Unit test (failing) added in c76846d

hughperkins commented 8 years ago

Added a bunch of debugging in ea08d23

Output: https://gist.github.com/hughperkins/98243072eafe24b8b9f919a306fe9d07

hughperkins commented 8 years ago

Seems like the numpy array inside the PyTorchTensor is having its lifetime linked to that of the parent PyTorchTensor correctly, but the PyTorchTensor itself is being destroyed, ie, not being incref'd based on it being owned by the underlying lua object now.
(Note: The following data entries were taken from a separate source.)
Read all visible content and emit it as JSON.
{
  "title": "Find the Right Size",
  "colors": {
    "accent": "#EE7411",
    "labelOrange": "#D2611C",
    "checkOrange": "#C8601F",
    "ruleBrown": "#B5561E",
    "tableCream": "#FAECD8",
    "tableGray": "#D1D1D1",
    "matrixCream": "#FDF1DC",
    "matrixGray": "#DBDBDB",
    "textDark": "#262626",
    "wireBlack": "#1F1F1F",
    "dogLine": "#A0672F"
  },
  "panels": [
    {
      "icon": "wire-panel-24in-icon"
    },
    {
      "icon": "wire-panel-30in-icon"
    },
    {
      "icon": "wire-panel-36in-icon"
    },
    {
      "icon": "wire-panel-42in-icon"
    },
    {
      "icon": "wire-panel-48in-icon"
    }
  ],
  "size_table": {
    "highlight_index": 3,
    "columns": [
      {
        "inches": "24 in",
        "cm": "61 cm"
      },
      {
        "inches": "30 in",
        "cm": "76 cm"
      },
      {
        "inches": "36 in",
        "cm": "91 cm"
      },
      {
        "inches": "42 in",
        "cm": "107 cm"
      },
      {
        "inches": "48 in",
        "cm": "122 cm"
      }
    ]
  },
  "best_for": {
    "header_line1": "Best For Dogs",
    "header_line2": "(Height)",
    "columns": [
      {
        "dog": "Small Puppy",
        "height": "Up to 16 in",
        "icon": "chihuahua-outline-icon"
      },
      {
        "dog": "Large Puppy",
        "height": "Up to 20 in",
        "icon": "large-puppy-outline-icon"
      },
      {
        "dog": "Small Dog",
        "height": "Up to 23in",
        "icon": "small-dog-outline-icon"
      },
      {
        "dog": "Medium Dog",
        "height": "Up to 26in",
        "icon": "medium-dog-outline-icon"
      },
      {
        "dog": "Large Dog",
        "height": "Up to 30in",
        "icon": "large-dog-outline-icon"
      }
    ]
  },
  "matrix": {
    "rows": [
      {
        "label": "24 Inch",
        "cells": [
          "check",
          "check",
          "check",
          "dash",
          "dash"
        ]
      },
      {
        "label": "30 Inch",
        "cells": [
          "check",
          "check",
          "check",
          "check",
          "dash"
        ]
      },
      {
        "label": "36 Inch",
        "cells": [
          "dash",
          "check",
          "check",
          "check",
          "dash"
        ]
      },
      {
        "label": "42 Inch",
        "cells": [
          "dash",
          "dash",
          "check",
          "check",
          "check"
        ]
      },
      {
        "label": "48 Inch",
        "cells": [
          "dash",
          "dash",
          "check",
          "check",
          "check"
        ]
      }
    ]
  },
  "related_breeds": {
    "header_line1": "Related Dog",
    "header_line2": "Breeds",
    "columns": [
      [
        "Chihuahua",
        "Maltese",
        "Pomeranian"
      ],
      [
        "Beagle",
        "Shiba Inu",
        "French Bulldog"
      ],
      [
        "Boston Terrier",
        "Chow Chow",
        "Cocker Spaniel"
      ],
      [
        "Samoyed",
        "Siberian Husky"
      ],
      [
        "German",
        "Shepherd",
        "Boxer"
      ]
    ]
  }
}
hughperkins commented 8 years ago

So, it looks like:

    if typestring in ["<class 'numpy.ndarray'>", "<type 'numpy.ndarray'>"]:
        dtypestr = str(something.dtype)
        if dtypestr == 'float32':
            pushSomething(lua, PyTorch._asFloatTensor(something))
            return
        if dtypestr == 'float64':
            pushSomething(lua, PyTorch._asDoubleTensor(something))
            return
        if dtypestr == 'uint8':
            pushSomething(lua, PyTorch._asByteTensor(something))
            return
raise Exception('pushing numpy array with elements of type ' + dtypestr + ' it not currently implemented')

(via

    if type(something) in luaClassesReverse:
        pushObject(lua, something)
        return

)

def pushObject(lua, myobject):
    lua.pushNumber(myobject.__objectId)
    lua.getRegistry()

Obviously simply storing an integer in the lua registry wont in itself lock the lifetime of the PyTorchTensor python object to any lua objects...

hughperkins commented 8 years ago

This is kind of non-trivial to fix (need to start thinking about gc and stuff probably, if start holding a bunch of python-side references to python objects that have been passed lua-side). So, since most stuff works without it for now, I think I shall leave it for now.